Other than limited tankage, where else is a C36 lacking when it comes to passagemaking?
There was a fellow in the last five years that I recall reading about in one of the sailing magazine who had a Catalina 36, I believe, that he spent ages outfitting to do either a race or just a passage from the U.S. West Coast to Hawaii.
The story was instructional.
The parts I recall included equipment failures of various types, crew sickness due to extreme movement, and I believe eventually a rudder post failure, taking on water and an offshore rescue.
Does this mean the Catalina 36 shouldn't be taken to Hawaii? No.
Does this mean there are better boats? Assuredly.

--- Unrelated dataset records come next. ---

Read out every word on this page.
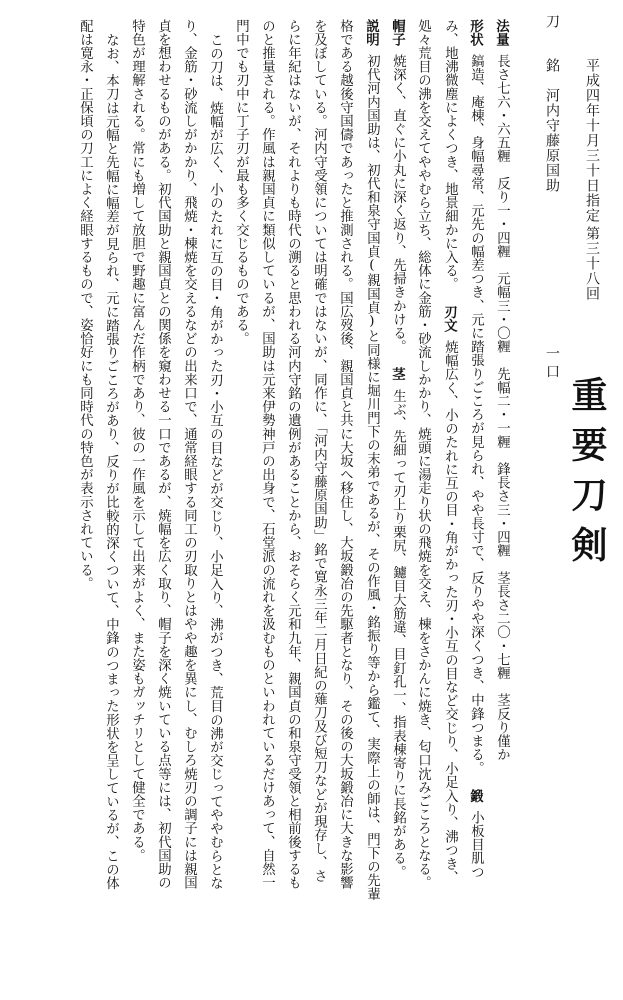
平成四年十月三十日指定
第三十八回
重要刀剣
一口
刀
銘　河内守藤原国助
法量長さ七六・六五糎　反り一・四糎　元幅三・〇糎　先幅二・一糎　鋒長さ三・四糎　茎長さ二〇・七糎　茎反り僅か
形状鎬造、庵棟、身幅尋常、元先の幅差つき、元に踏張りごころが見られ、やや長寸で、反りやや深くつき、中鋒つまる。鍛小板目肌つ
み、地沸微塵によくつき、地景細かに入る。刃文焼幅広く、小のたれに互の目・角がかった刃・小互の目など交じり、小足入り、沸つき、
処々荒目の沸を交えてややむら立ち、総体に金筋・砂流しかかり、焼頭に湯走り状の飛焼を交え、棟をさかんに焼き、匂口沈みごころとなる。
帽子焼深く、直ぐに小丸に深く返り、先掃きかける。茎生ぶ、先細って刃上り栗尻、鑢目大筋違、目釘孔一、指表棟寄りに長銘がある。
説明初代河内国助は、初代和泉守国貞(親国貞)と同様に堀川門下の末弟であるが、その作風・銘振り等から鑑て、実際上の師は、門下の先輩
格である越後守国儔であったと推測される。国広歿後、親国貞と共に大坂へ移住し、大坂鍛冶の先駆者となり、その後の大坂鍛冶に大きな影響
を及ぼしている。河内守受領については明確ではないが、同作に、「河内守藤原国助」銘で寛永三年二月日紀の薙刀及び短刀などが現存し、さ
らに年紀はないが、それよりも時代の溯ると思われる河内守銘の遺例があることから、おそらく元和九年、親国貞の和泉守受領と相前後するも
のと推量される。作風は親国貞に類似しているが、国助は元来伊勢神戸の出身で、石堂派の流れを汲むものといわれているだけあって、自然一
門中でも刃中に丁子刃が最も多く交じるものである。
この刀は、焼幅が広く、小のたれに互の目・角がかった刃・小互の目などが交じり、小足入り、沸がつき、荒目の沸が交じってややむらとな
り、金筋・砂流しがかかり、飛焼・棟焼を交えるなどの出来口で、通常経眼する同工の刃取りとはやや趣を異にし、むしろ焼刃の調子には親国
貞を想わせるものがある。初代国助と親国貞との関係を窺わせる一口であるが、焼幅を広く取り、帽子を深く焼いている点等には、初代国助の
特色が理解される。常にも増して放胆で野趣に富んだ作柄であり、彼の一作風を示して出来がよく、また姿もガッチリとして健全である。
なお、本刀は元幅と先幅に幅差が見られ、元に踏張りごころがあり、反りが比較的深くついて、中鋒のつまった形状を呈しているが、この体
配は寛永・正保頃の刀工によく経眼するもので、姿恰好にも同時代の特色が表示されている。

Does this mean better boats for offshore will be regularly passed in light air and coastal waters by tanned, bikini-wearing crew of Catalina 36s, drinking cocktails and barbequing on the rail, while the better boat for offshore helmsman is sitting in his tiny, self-bailing cockpit, sewing chafe gear in his oilskins? Could be. Probably, in fact.
But both boats are sailing, and both crews are enjoying themselves. The difference is that one crew wouldn't enjoy themselves at all in 40 knots and 18 foot seas 600 miles northwest of San Diego, and the other wouldn't give it much thought. It's not a "one's better, the other's worse" situation, merely a different one. Learn why, and your list will write itself.